Bee Cave City Council members made way for the first steps to be taken on the relocation of the city’s dog park at its regular meeting Tuesday.
Several Friends of the Bee Cave Dog Park members attended the council meeting to show their approval of the project. After ongoing conversation during the preceding months, the council reached an informal agreement that the area of Central Park east of the parking lot and small pavilion would be best suited to placement of a dog park.
“We think it’s important to the community, and will make a great addition to the amenities that Bee Cave offers,” said John Stevens, president of Friends of the Bee Cave Dog Park. “It will be a great addition to all of the attractions already here.”
The Council discussed the cost of moving the pavilion from the existing dog park or getting a new pavilion altogether, and debated whether or not additional parking would need to be constructed.
Councilman Bill Goodwin reminded his peers that they witnessed overflow parking on the grass.
“I know there were people parking in the grass, (but) I don’t know if that’s an acceptable overflow parking device,” Goodwin said. “In my mind it probably is (acceptable); maybe in someone else’s mind it’s not. I do know that we did the park trying to stay away from a massive island of concrete.”
“I think that additional parking spaces are the issue, and I think that regardless of relocating the dog park we need to do that anyway,” Councilman Bob Dorsett said.
Residents contended that expanding the parking lot was unnecessary.
“Let’s try to keep public land as natural as possible,” resident Veronica Putney said. “A little grass seeding is a lot cheaper than bulldozers and concrete.”

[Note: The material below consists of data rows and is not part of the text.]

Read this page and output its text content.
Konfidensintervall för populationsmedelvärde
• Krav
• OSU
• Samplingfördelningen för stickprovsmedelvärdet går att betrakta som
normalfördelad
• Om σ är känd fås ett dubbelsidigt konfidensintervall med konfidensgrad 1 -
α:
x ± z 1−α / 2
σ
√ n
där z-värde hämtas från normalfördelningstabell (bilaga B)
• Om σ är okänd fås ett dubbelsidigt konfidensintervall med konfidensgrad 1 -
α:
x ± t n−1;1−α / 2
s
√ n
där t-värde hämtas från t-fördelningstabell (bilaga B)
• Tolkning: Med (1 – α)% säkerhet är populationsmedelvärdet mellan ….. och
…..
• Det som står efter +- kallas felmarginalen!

City Administrator Frank Salvato pointed out that any pricing discussions on landscaping, construction or civil engineering were only preliminary.

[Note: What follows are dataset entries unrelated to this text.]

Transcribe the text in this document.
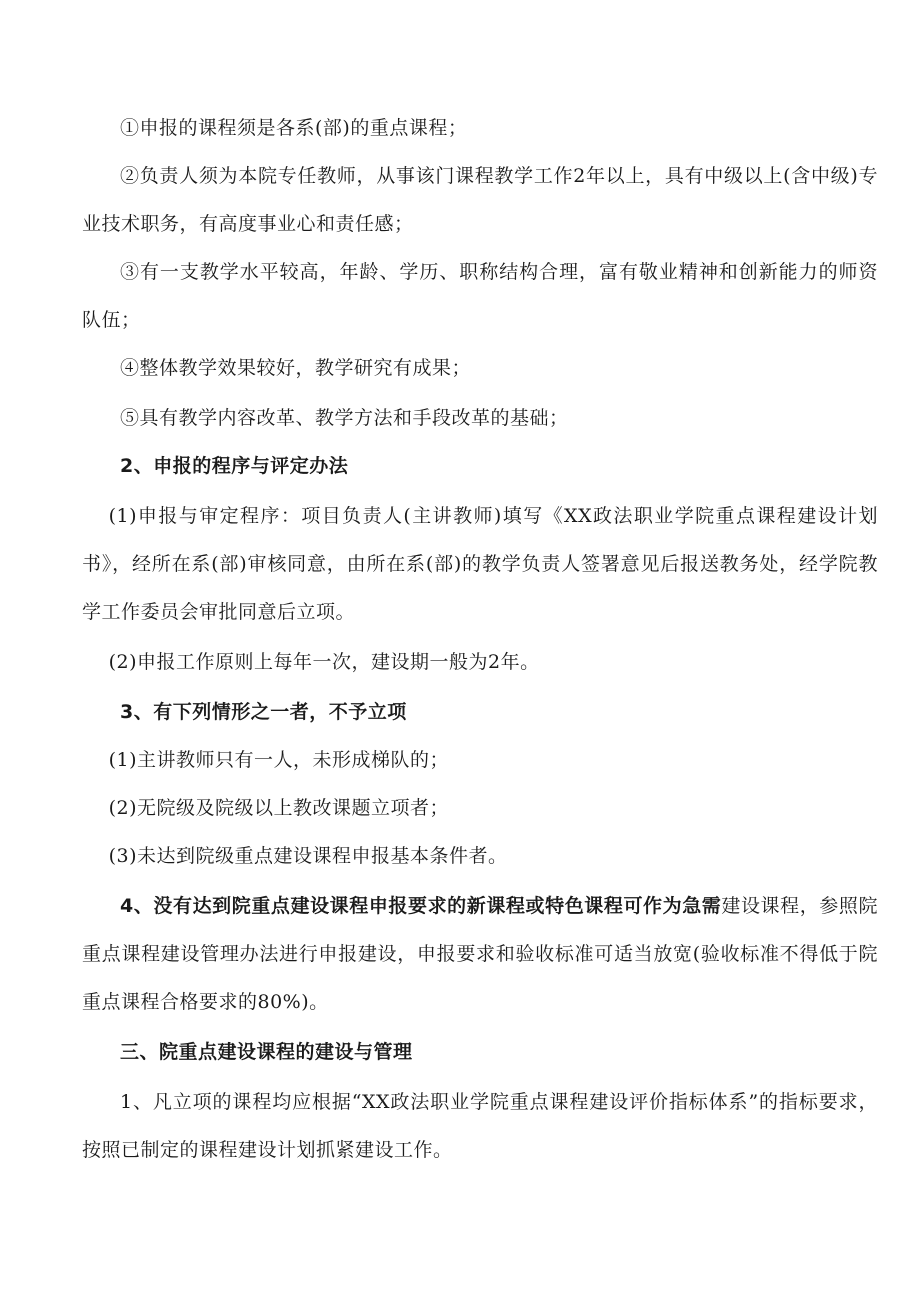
①申报的课程须是各系(部)的重点课程；

②负责人须为本院专任教师，从事该门课程教学工作2年以上，具有中级以上(含中级)专业技术职务，有高度事业心和责任感；

③有一支教学水平较高，年龄、学历、职称结构合理，富有敬业精神和创新能力的师资队伍；

④整体教学效果较好，教学研究有成果；

⑤具有教学内容改革、教学方法和手段改革的基础；

2、申报的程序与评定办法

(1)申报与审定程序：项目负责人(主讲教师)填写《XX政法职业学院重点课程建设计划书》，经所在系(部)审核同意，由所在系(部)的教学负责人签署意见后报送教务处，经学院教学工作委员会审批同意后立项。

(2)申报工作原则上每年一次，建设期一般为2年。

3、有下列情形之一者，不予立项

(1)主讲教师只有一人，未形成梯队的；

(2)无院级及院级以上教改课题立项者；

(3)未达到院级重点建设课程申报基本条件者。

4、没有达到院重点建设课程申报要求的新课程或特色课程可作为急需建设课程，参照院重点课程建设管理办法进行申报建设，申报要求和验收标准可适当放宽(验收标准不得低于院重点课程合格要求的80%)。

三、院重点建设课程的建设与管理

1、凡立项的课程均应根据“XX政法职业学院重点课程建设评价指标体系”的指标要求，按照已制定的课程建设计划抓紧建设工作。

“The surveyor has to go out there and survey the property; there’s a lot of work before they can even start to design,” Salvato said.
The item included approval of extending hike and bike trails in Central Park to the intersection of RM 620 and Bee Cave Parkway, as well as constructing a low-water crossing to connect to existing park trails. A surveyor will have to assess the best way to make both the trails and the dog park Americans with Disabilities Act compliant.
The City Council unanimously approved spending no more than $5,500 to begin survey and field work for the dog park and trail extensions.
This story was updated April 30 to correct Councilman Bill Goodwin’s statements.